Tory veteran slams his party’s NIMBY house building hypocrisy
Respected commentator Simon Cooke says Conservative MPs must stop opposing developments locally while calling for more homes elsewhere.

A veteran Conservative politician has accused his own party of hypocrisy over housing policy, arguing Tory MPs who routinely oppose new developments in their constituencies then simultaneously call for Britain’s housing crisis to be solved.
Simon Cooke (main image), former Deputy Leader of Bradford Council, tells Conservative Home that the party must abandon ‘NIMBY politics’ and embrace housing development in high-demand areas if it wants to offer credible housing solutions.
Classic nimbyism
He gives the example of Blake Stephenson, MP for Mid Bedfordshire, for taking the classic NIMBY position when he said: ‘I’m in favour of new housing but there are lots of reasons why the new housing needs to be somewhere else’.”
Cooke instead argues the party must return to its historical role as champions of suburbanisation rather than defending restrictive planning.
A real bricks-and-mortar stake in the nation makes for better citizens, stronger businesses and a safer, more prosperous society.”
“More than anything else, the Conservative Party has always been the party of suburbia,” and adds that having “a real bricks-and-mortar stake in the nation makes for better citizens, stronger businesses and a safer, more prosperous society.”

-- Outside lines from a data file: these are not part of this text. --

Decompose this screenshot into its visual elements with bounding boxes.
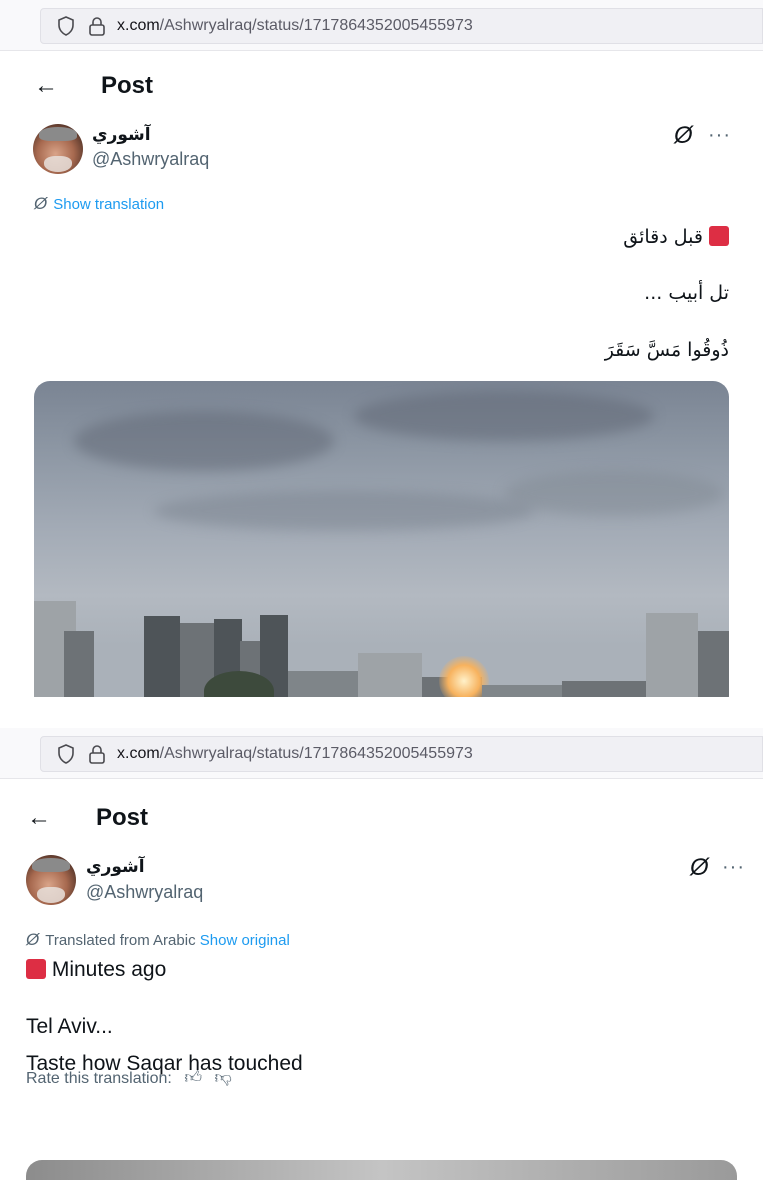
author-display-name[interactable]: آشوري (92, 125, 151, 145)
rate-translation-bar: Rate this translation: 👍︎ 👎︎ (26, 1067, 232, 1088)
screenshot-original: x.com/Ashwryalraq/status/171786435200545… (0, 0, 763, 697)
red-square-emoji (709, 226, 729, 246)
grok-icon[interactable]: Ø (690, 856, 709, 880)
tweet-video[interactable] (34, 381, 729, 697)
show-original-link[interactable]: Show original (200, 932, 290, 949)
browser-url-bar: x.com/Ashwryalraq/status/171786435200545… (0, 0, 763, 51)
tweet-line-3: ذُوقُوا مَسَّ سَقَرَ (604, 339, 729, 361)
url-host: x.com (117, 17, 160, 34)
url-path: /Ashwryalraq/status/1717864352005455973 (159, 745, 473, 762)
more-options-icon[interactable]: ··· (708, 124, 731, 147)
lock-icon (89, 17, 105, 36)
grok-icon[interactable]: Ø (674, 124, 693, 148)
back-arrow-icon[interactable]: ← (27, 806, 51, 830)
more-options-icon[interactable]: ··· (722, 856, 745, 879)
url-text[interactable]: x.com/Ashwryalraq/status/171786435200545… (117, 17, 473, 35)
tweet-line-1-text: Minutes ago (51, 958, 167, 981)
red-square-emoji (26, 959, 46, 979)
page-title: Post (101, 72, 154, 99)
thumbs-up-icon[interactable]: 👍︎ (184, 1068, 202, 1087)
screenshot-separator (0, 697, 763, 728)
translation-bar: Ø Show translation (34, 194, 164, 214)
shield-icon (58, 744, 74, 764)
author-handle[interactable]: @Ashwryalraq (92, 149, 209, 170)
tweet-video-preview[interactable] (26, 1160, 737, 1180)
translated-from-label: Translated from Arabic (45, 932, 196, 949)
tweet-line-1: قبل دقائق (623, 226, 729, 248)
translate-icon: Ø (34, 194, 48, 213)
page-title: Post (96, 804, 149, 831)
address-field[interactable]: x.com/Ashwryalraq/status/171786435200545… (40, 8, 763, 44)
url-host: x.com (117, 745, 160, 762)
screenshot-translated: x.com/Ashwryalraq/status/171786435200545… (0, 728, 763, 1173)
tweet-line-1: Minutes ago (26, 958, 166, 982)
rate-translation-label: Rate this translation: (26, 1070, 172, 1087)
address-field[interactable]: x.com/Ashwryalraq/status/171786435200545… (40, 736, 763, 772)
author-display-name[interactable]: آشوري (86, 857, 145, 877)
url-text[interactable]: x.com/Ashwryalraq/status/171786435200545… (117, 745, 473, 763)
thumbs-down-icon[interactable]: 👎︎ (215, 1068, 232, 1087)
lock-icon (89, 745, 105, 764)
browser-url-bar: x.com/Ashwryalraq/status/171786435200545… (0, 728, 763, 779)
avatar[interactable] (33, 124, 83, 174)
shield-icon (58, 16, 74, 36)
translation-bar: Ø Translated from Arabic Show original (26, 930, 290, 950)
url-path: /Ashwryalraq/status/1717864352005455973 (159, 17, 473, 34)
show-translation-link[interactable]: Show translation (53, 196, 164, 213)
tweet-line-1-text: قبل دقائق (623, 226, 703, 248)
tweet-line-2: Tel Aviv... (26, 1015, 113, 1038)
back-arrow-icon[interactable]: ← (34, 74, 58, 98)
tweet-line-2: تل أبيب ... (644, 282, 729, 304)
translate-icon: Ø (26, 930, 40, 949)
avatar[interactable] (26, 855, 76, 905)
author-handle[interactable]: @Ashwryalraq (86, 882, 203, 903)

Drawing on his own village of Cullingworth, which has accepted nearly 500 new homes over the past decade, Cooke explains how development revitalises communities rather than damaging them.

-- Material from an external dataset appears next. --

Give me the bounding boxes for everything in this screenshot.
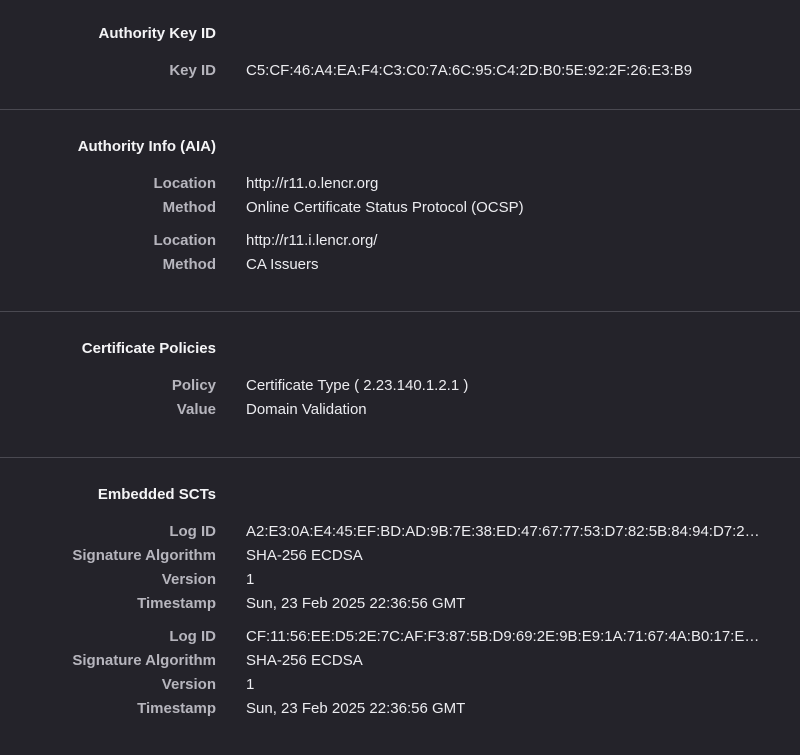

The village, he says, now boasts two pubs, an award-winning butcher, post office, Co-op store and GP surgery – amenities that would not have been sustained without the influx of more people.
“Yet across England, and especially in the South’s green belt, people are trying to tell us that their dying village without most of these amenities is threatened by a few new houses.”
A better way
His planning reform proposals include allowing people to build houses on land they own, automatic brownfield permissions in villages, strategic green belt releases, and presumed development rights near transport hubs.
He claims Labour has dodged real planning reform and will fail to fix the country’s housing problems. And, with Reform, the Liberal Democrats, and Greens firmly in the ‘no more housing’ camp, he believes this is a chance for the Conservatives to set out policies that will make a real difference.